All
of this we ignored.
The
sole interest of our visit was the north-west corner of the park, where one of the
finest cricket grounds in Kent is to be found.
Maidstone
Week, usually in the first week of July, sits in the memory as the best of
summer. Sun baking a flat, fast pitch from a clear blue sky; the woods across
the valley pulsing in a light breeze; Asif Iqbal shimmying down the pitch to
send the ball rasping through the covers; the birdsong tempered only by the
welcome purr of the ice cream van’s generator.
Of
course, the memory tints the image. In 1980, for example, it began raining in
the late afternoon on Sunday and there was not another ball bowled until five
on Thursday.
The
good news is that it is still a cricket ground, unlike the Crabble in Dover for
one. It is home to the Mote CC, one of Kent’s most famous clubs, and staged two
Kent Second XI Championship games last season. But there has been no county
cricket there since 2005 when a dodgy pitch caused Kent to be docked eight
Championship points.
Pitches
can be put right. The expense of taking cricket to the outgrounds and the
period-charm nature of the Mote’s facilities are why the county has not
returned, and is not likely to.
So
I was pleased to be able to introduce my correspondent the ground much as it
was throughout the three decades that spans my watching cricket there.
Though
located a walk away from the town centre (lunchtime food replenishment is
possible—the Mote holds a three-egg rating*), the outlook from the ground is
predominantly rural. From the bank on the southern side one looks across the
valley to the scarp slope of the North Downs, on their way to Dover to form the
white cliffs. So many shades of green. The Northern End |
For cricket week the marquees lined the boundary from the bank to the scoreboard at the Northern End. There’s a short expanse of concrete terracing, from which we would watch Sunday League games when the bank tended to get overfull.
The Pavilion |
Square
to the pitch is the mock Tudor pavilion, which I once saw Clive Lloyd clear
with a six. Further along, the boundary bulges back into the field of play,
making space for a square, terracotta-coloured building known as the Tabernacle.
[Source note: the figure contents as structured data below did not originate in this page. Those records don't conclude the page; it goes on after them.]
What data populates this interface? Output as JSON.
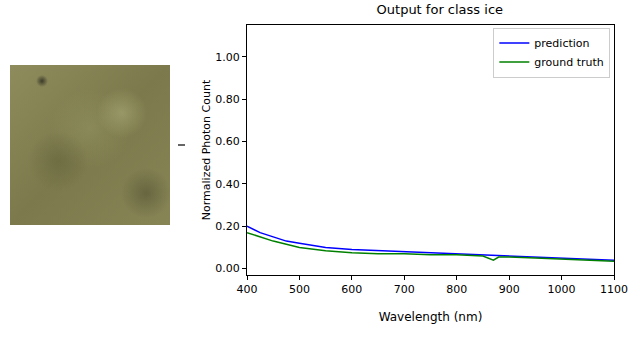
{
  "chart_data": {
    "type": "line",
    "title": "Output for class ice",
    "x_label": "Wavelength (nm)",
    "y_label": "Normalized Photon Count",
    "x": [
      400,
      425,
      450,
      475,
      500,
      550,
      600,
      650,
      700,
      750,
      800,
      850,
      870,
      880,
      900,
      950,
      1000,
      1050,
      1100
    ],
    "series": [
      {
        "name": "prediction",
        "color": "#0000ff",
        "values": [
          0.2,
          0.17,
          0.15,
          0.13,
          0.12,
          0.1,
          0.09,
          0.085,
          0.08,
          0.075,
          0.07,
          0.065,
          0.06,
          0.062,
          0.06,
          0.055,
          0.05,
          0.045,
          0.04
        ]
      },
      {
        "name": "ground truth",
        "color": "#008000",
        "values": [
          0.17,
          0.15,
          0.13,
          0.115,
          0.1,
          0.085,
          0.075,
          0.07,
          0.07,
          0.065,
          0.065,
          0.06,
          0.04,
          0.055,
          0.055,
          0.05,
          0.045,
          0.04,
          0.035
        ]
      }
    ],
    "xlim": [
      400,
      1100
    ],
    "xticks": [
      400,
      500,
      600,
      700,
      800,
      900,
      1000,
      1100
    ],
    "ylim": [
      -0.03,
      1.15
    ],
    "yticks": [
      {
        "value": 0,
        "label": "0.00"
      },
      {
        "value": 0.2,
        "label": "0.20"
      },
      {
        "value": 0.4,
        "label": "0.40"
      },
      {
        "value": 0.6,
        "label": "0.60"
      },
      {
        "value": 0.8,
        "label": "0.80"
      },
      {
        "value": 1.0,
        "label": "1.00"
      }
    ],
    "grid": false,
    "legend": "upper right"
  }
}
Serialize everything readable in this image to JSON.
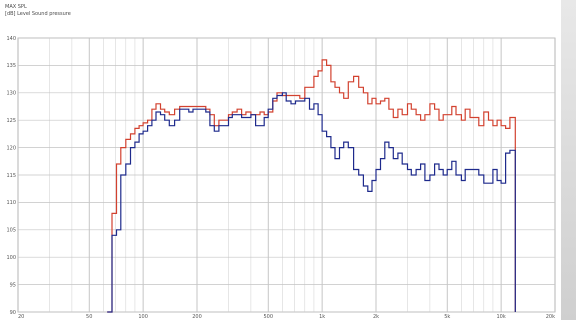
{
  "header": {
    "line1": "MAX SPL",
    "line2": "[dB]  Level  Sound pressure"
  },
  "chart_data": {
    "type": "line",
    "title": "MAX SPL",
    "ylabel": "[dB]  Level  Sound pressure",
    "xlabel": "",
    "x_scale": "log",
    "xlim": [
      20,
      20000
    ],
    "ylim": [
      90,
      140
    ],
    "yticks": [
      90,
      95,
      100,
      105,
      110,
      115,
      120,
      125,
      130,
      135,
      140
    ],
    "xticks": [
      {
        "v": 20,
        "label": "20"
      },
      {
        "v": 50,
        "label": "50"
      },
      {
        "v": 100,
        "label": "100"
      },
      {
        "v": 200,
        "label": "200"
      },
      {
        "v": 500,
        "label": "500"
      },
      {
        "v": 1000,
        "label": "1k"
      },
      {
        "v": 2000,
        "label": "2k"
      },
      {
        "v": 5000,
        "label": "5k"
      },
      {
        "v": 10000,
        "label": "10k"
      },
      {
        "v": 20000,
        "label": "20k"
      }
    ],
    "grid": true,
    "series": [
      {
        "color": "#d2412f",
        "x": [
          63,
          67,
          71,
          75,
          80,
          85,
          90,
          95,
          100,
          106,
          112,
          118,
          125,
          132,
          140,
          150,
          160,
          170,
          180,
          190,
          200,
          212,
          224,
          236,
          250,
          265,
          280,
          300,
          315,
          335,
          355,
          375,
          400,
          425,
          450,
          475,
          500,
          530,
          560,
          600,
          630,
          670,
          710,
          750,
          800,
          850,
          900,
          950,
          1000,
          1060,
          1120,
          1180,
          1250,
          1320,
          1400,
          1500,
          1600,
          1700,
          1800,
          1900,
          2000,
          2120,
          2240,
          2360,
          2500,
          2650,
          2800,
          3000,
          3150,
          3350,
          3550,
          3750,
          4000,
          4250,
          4500,
          4750,
          5000,
          5300,
          5600,
          6000,
          6300,
          6700,
          7100,
          7500,
          8000,
          8500,
          9000,
          9500,
          10000,
          10600,
          11200,
          11800,
          12000
        ],
        "y": [
          90,
          108,
          117,
          120,
          121.5,
          122.5,
          123.5,
          124,
          124.5,
          125,
          127,
          128,
          127,
          126.5,
          126,
          127,
          127.5,
          127.5,
          127.5,
          127.5,
          127.5,
          127.5,
          127,
          126,
          124,
          125,
          125,
          126,
          126.5,
          127,
          126,
          126.5,
          126,
          126,
          126.5,
          126,
          126.5,
          128.5,
          130,
          129.5,
          129.5,
          129.5,
          129.5,
          129,
          131,
          131,
          133,
          134,
          136,
          135,
          132,
          131,
          130,
          129,
          132,
          133,
          131,
          130,
          128,
          129,
          128,
          128.5,
          129,
          127,
          125.5,
          127,
          126,
          128,
          127,
          126,
          125,
          126,
          128,
          127,
          125,
          126,
          126,
          127.5,
          126,
          125,
          127,
          125.5,
          125.5,
          124,
          126.5,
          125,
          124,
          125,
          124,
          123.5,
          125.5,
          125.5,
          90
        ]
      },
      {
        "color": "#1e2a8c",
        "x": [
          63,
          67,
          71,
          75,
          80,
          85,
          90,
          95,
          100,
          106,
          112,
          118,
          125,
          132,
          140,
          150,
          160,
          170,
          180,
          190,
          200,
          212,
          224,
          236,
          250,
          265,
          280,
          300,
          315,
          335,
          355,
          375,
          400,
          425,
          450,
          475,
          500,
          530,
          560,
          600,
          630,
          670,
          710,
          750,
          800,
          850,
          900,
          950,
          1000,
          1060,
          1120,
          1180,
          1250,
          1320,
          1400,
          1500,
          1600,
          1700,
          1800,
          1900,
          2000,
          2120,
          2240,
          2360,
          2500,
          2650,
          2800,
          3000,
          3150,
          3350,
          3550,
          3750,
          4000,
          4250,
          4500,
          4750,
          5000,
          5300,
          5600,
          6000,
          6300,
          6700,
          7100,
          7500,
          8000,
          8500,
          9000,
          9500,
          10000,
          10600,
          11200,
          11800,
          12000
        ],
        "y": [
          90,
          104,
          105,
          115,
          117,
          120,
          121,
          122.5,
          123,
          124,
          125,
          126.5,
          126,
          125,
          124,
          125,
          127,
          127,
          126.5,
          127,
          127,
          127,
          126.5,
          124,
          123,
          124,
          124,
          125.5,
          126,
          126,
          125.5,
          125.5,
          126,
          124,
          124,
          125.5,
          127,
          129,
          129.5,
          130,
          128.5,
          128,
          128.5,
          128.5,
          129,
          127,
          128,
          126,
          123,
          122,
          120,
          118,
          120,
          121,
          120,
          116,
          115,
          113,
          112,
          114,
          116,
          118,
          121,
          120,
          118,
          119,
          117,
          116,
          115,
          116,
          117,
          114,
          115,
          117,
          116,
          115,
          116,
          117.5,
          115,
          114,
          116,
          116,
          116,
          115,
          113.5,
          113.5,
          116,
          114,
          113.5,
          119,
          119.5,
          119.5,
          90
        ]
      }
    ]
  }
}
Originally the private pavilion of Viscount Bearsted, it was used as the club
office on match days. Both buildings date from 1910.
The Tabernacle |
I
first went to the Mote in 1972, when I saw Alan Knott hit his second century of
the match, against Surrey. I was last there in 2002, for a resounding defeat of
Durham in the Sunday League.
From
the end of school until a reluctant entry into the world of work I would be
there throughout cricket week. After that, the Mote always drew me back to Kent for the weekend.
There
was so much fine cricket, some of which was in my mind’s eye as I walked the
boundary and rested on the bank in September:
·
The day in 1976 when a helicopter landed on the square with
the Sunday League trophy, just as Colin Dredge was run out in Cardiff, meaning
that Kent had won it.
·
Two wins in 1978, the last year Kent won the Championship,
with 19 wickets for Derek Underwood.
·
Losing to Middlesex by one wicket in the rain in 1981.
·
A fluent double hundred by Graeme Fowler in 1984.
·
My reward for turning down tickets to Live Aid in 1985 to
go to Mote Park instead: a run-a-ball century by Roger Harper.
·
Mark Ealham setting about Derbyshire in general and Dominic
Cork in particular for a 44-ball century in 1995, the fastest ever in the Sunday
League then.
I
was surrounded by the ghosts of spectators long gone, on their backs, feet towards
the sky.*The My Life in Cricket Scorecards Scotch egg ratings rank cricket grounds according to ease with which food supplies can be replenished during the day.
Only Folkestone has ever held the prestigious five egg status, the only ground in my experience to have a supermarket close enough for the replenishment of Scotch eggs during a drinks interval without missing a ball. Challenging certainly, requiring speed, strategy, cunning and the ability to knock aside old people without feeling remorse, but it could, and has, been done.
Unfortunately,
Folkestone was subsequently downgraded to four eggs after the supermarket was
rebuilt with the entrance at the other end of the building. Why don’t these
people stop and think?
Super as usual, Peter.
ReplyDeleteMy live cricket-watching in Kent is confined to one long-ago visit to Canterbury, so none of this is familiar, except that I remember the helicopter in 1976. I was, of course, watching on TV. For those of a certain age, the memory of John Player League cricket on TV (Peter Walker - although West was dragged out for the climaxes, like that one - Arlott at the tea interval) defines the era.